Dendam yang tidak termaafkan bagi ibu adalah saat ibunya (nenek kami) sakit-sakitan dan akhirnya wafat. Saat itu memang kondisinya sulit bagi bapak karena urusan pekerjaan. Bapak saat itu sangat membutuhkan kehadiran ibu sehingga meminta ibu segera pulang dari rumah nenek yang sedang sekarat. Begitu ibu nurut pulang, eh kecolongan… nenek kami meninggal. Bapak memang mengijinkan ibu balik lagi untuk menghadiri pemakaman nenek, tapi ia sendiri tidak bisa ikut. Setelah urusan pekerjaannya beres sebenarnya bapak mengajak ibu untuk kerumah nenek lagi tapi ibu menolak dan baru bersedia pergi setahun kemudian. Masalah ini selalu diungkit-ungkit setiap ada kesempatan, misalnya beberapa waktu lalu saat sepupu bapak meninggal dan bapak langsung pergi naik pesawat. Ibu membanding-bandingkan dengan saat nenek meninggal. Padahal situasinya kan tidak bisa dibandingkan. Itu pun bapak pergi dengan perasaan takut perang lagi. Saya tidak menyalahkan ibu bersikap begitu, karena kekecewaan mendalam terhadap sikap bapak dulu.

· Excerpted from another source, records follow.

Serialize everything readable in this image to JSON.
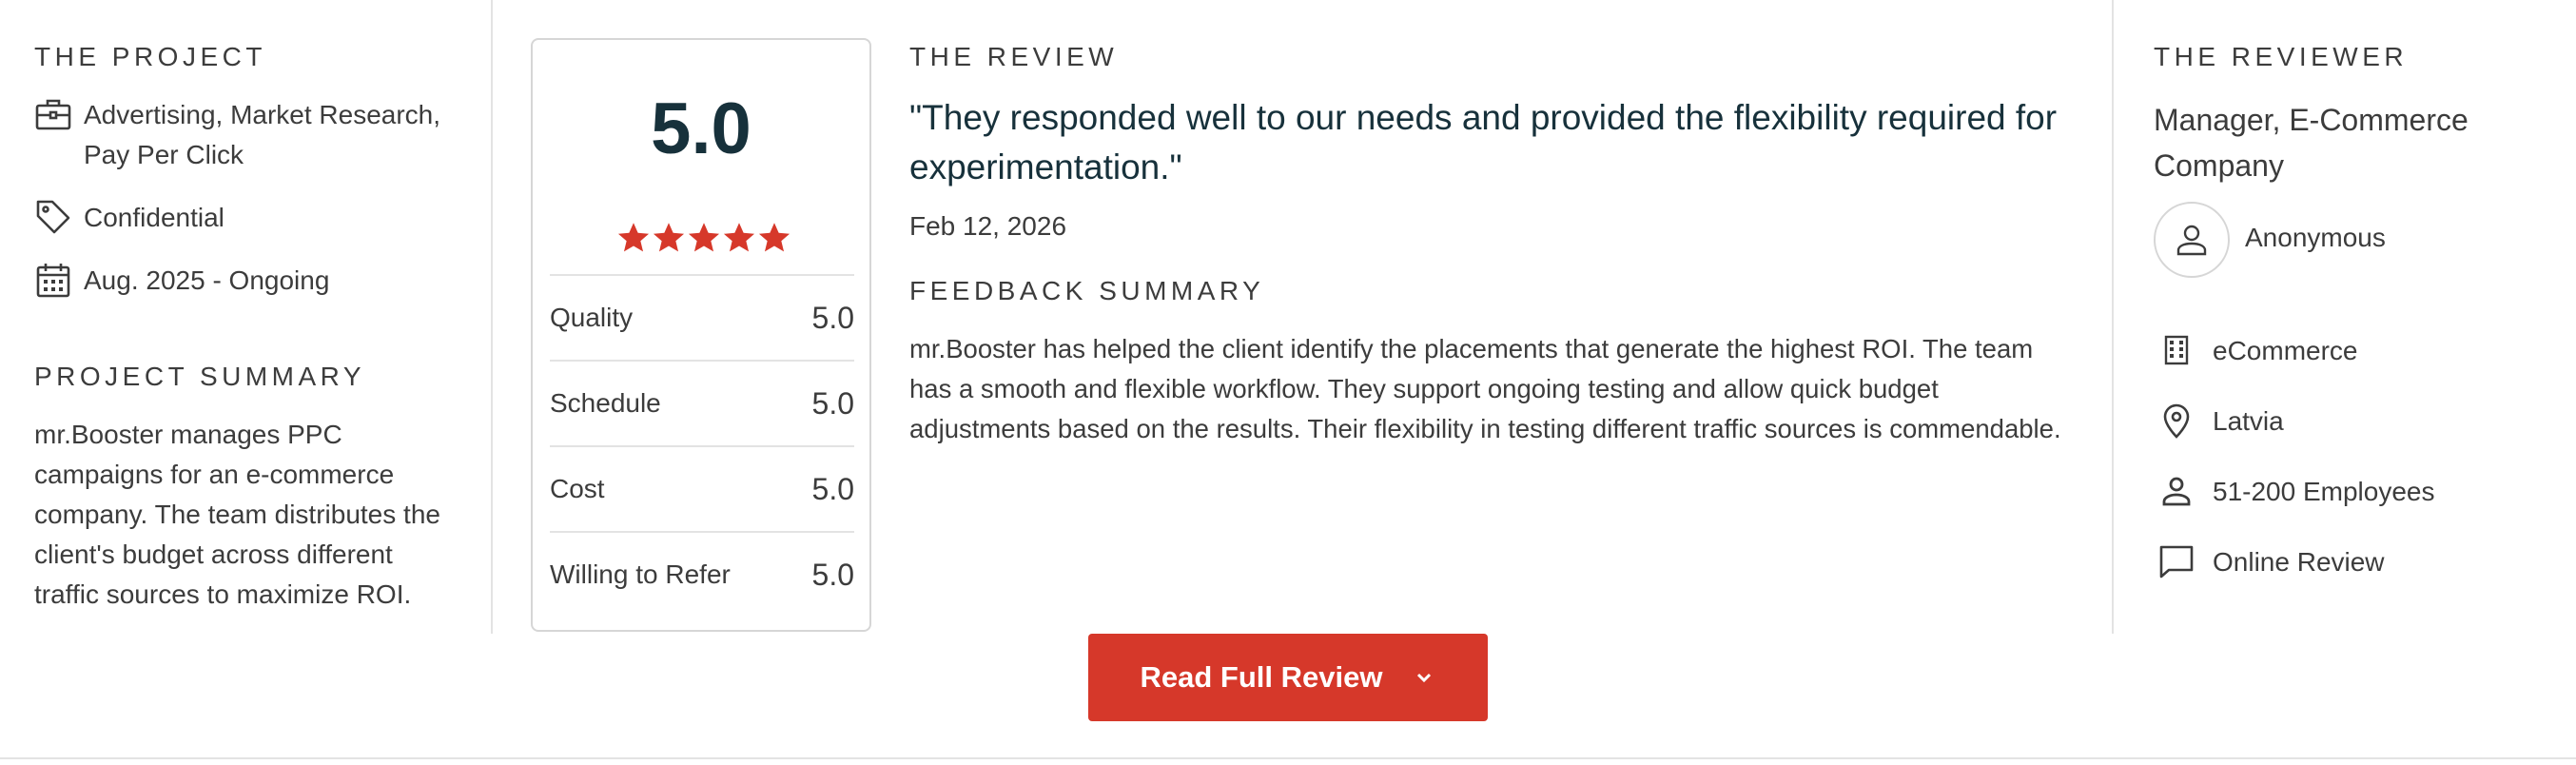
{
  "project": {
    "heading": "THE PROJECT",
    "services": "Advertising, Market Research,",
    "services_line2": "Pay Per Click",
    "budget": "Confidential",
    "timeline": "Aug. 2025 - Ongoing",
    "summary_heading": "PROJECT SUMMARY",
    "summary_text": "mr.Booster manages PPC campaigns for an e-commerce company. The team distributes the client's budget across different traffic sources to maximize ROI."
  },
  "rating": {
    "overall": "5.0",
    "stars": 5,
    "star_color": "#d6382a",
    "rows": [
      {
        "label": "Quality",
        "value": "5.0"
      },
      {
        "label": "Schedule",
        "value": "5.0"
      },
      {
        "label": "Cost",
        "value": "5.0"
      },
      {
        "label": "Willing to Refer",
        "value": "5.0"
      }
    ]
  },
  "review": {
    "heading": "THE REVIEW",
    "quote": "\"They responded well to our needs and provided the flexibility required for experimentation.\"",
    "date": "Feb 12, 2026",
    "feedback_heading": "FEEDBACK SUMMARY",
    "feedback_text": "mr.Booster has helped the client identify the placements that generate the highest ROI. The team has a smooth and flexible workflow. They support ongoing testing and allow quick budget adjustments based on the results. Their flexibility in testing different traffic sources is commendable."
  },
  "reviewer": {
    "heading": "THE REVIEWER",
    "title": "Manager, E-Commerce Company",
    "name": "Anonymous",
    "industry": "eCommerce",
    "location": "Latvia",
    "size": "51-200 Employees",
    "source": "Online Review"
  },
  "actions": {
    "read_full_label": "Read Full Review",
    "button_color": "#d6382a"
  }
}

Setelah bapak pensiun, saya perhatikan ibu mulai terang-terangan berontak. Ibu mulai berani terhadap bapak. Dari dulu ibu memang sering bersikap & berkata-kata kasar, terutama pada anak-anaknya (sampai sekarang adik saya masih suka curhat tentang kata-kata kasar ibu yang menyakitkan hatinya). Kami prihatin sekali melihat/mendengar ibu mulai bersikap dingin, kasar terhadap bapak. Mungkin ibu berpikir ini saatnya melakukan pembalasan saat bapak sudah tidak punya power karena sudah pensiun. Kami mahfum, dengan berkata-kata kasar begitu bisa membuat beban hatinya lega, tapi sakit hati juga dengernya lama-lama.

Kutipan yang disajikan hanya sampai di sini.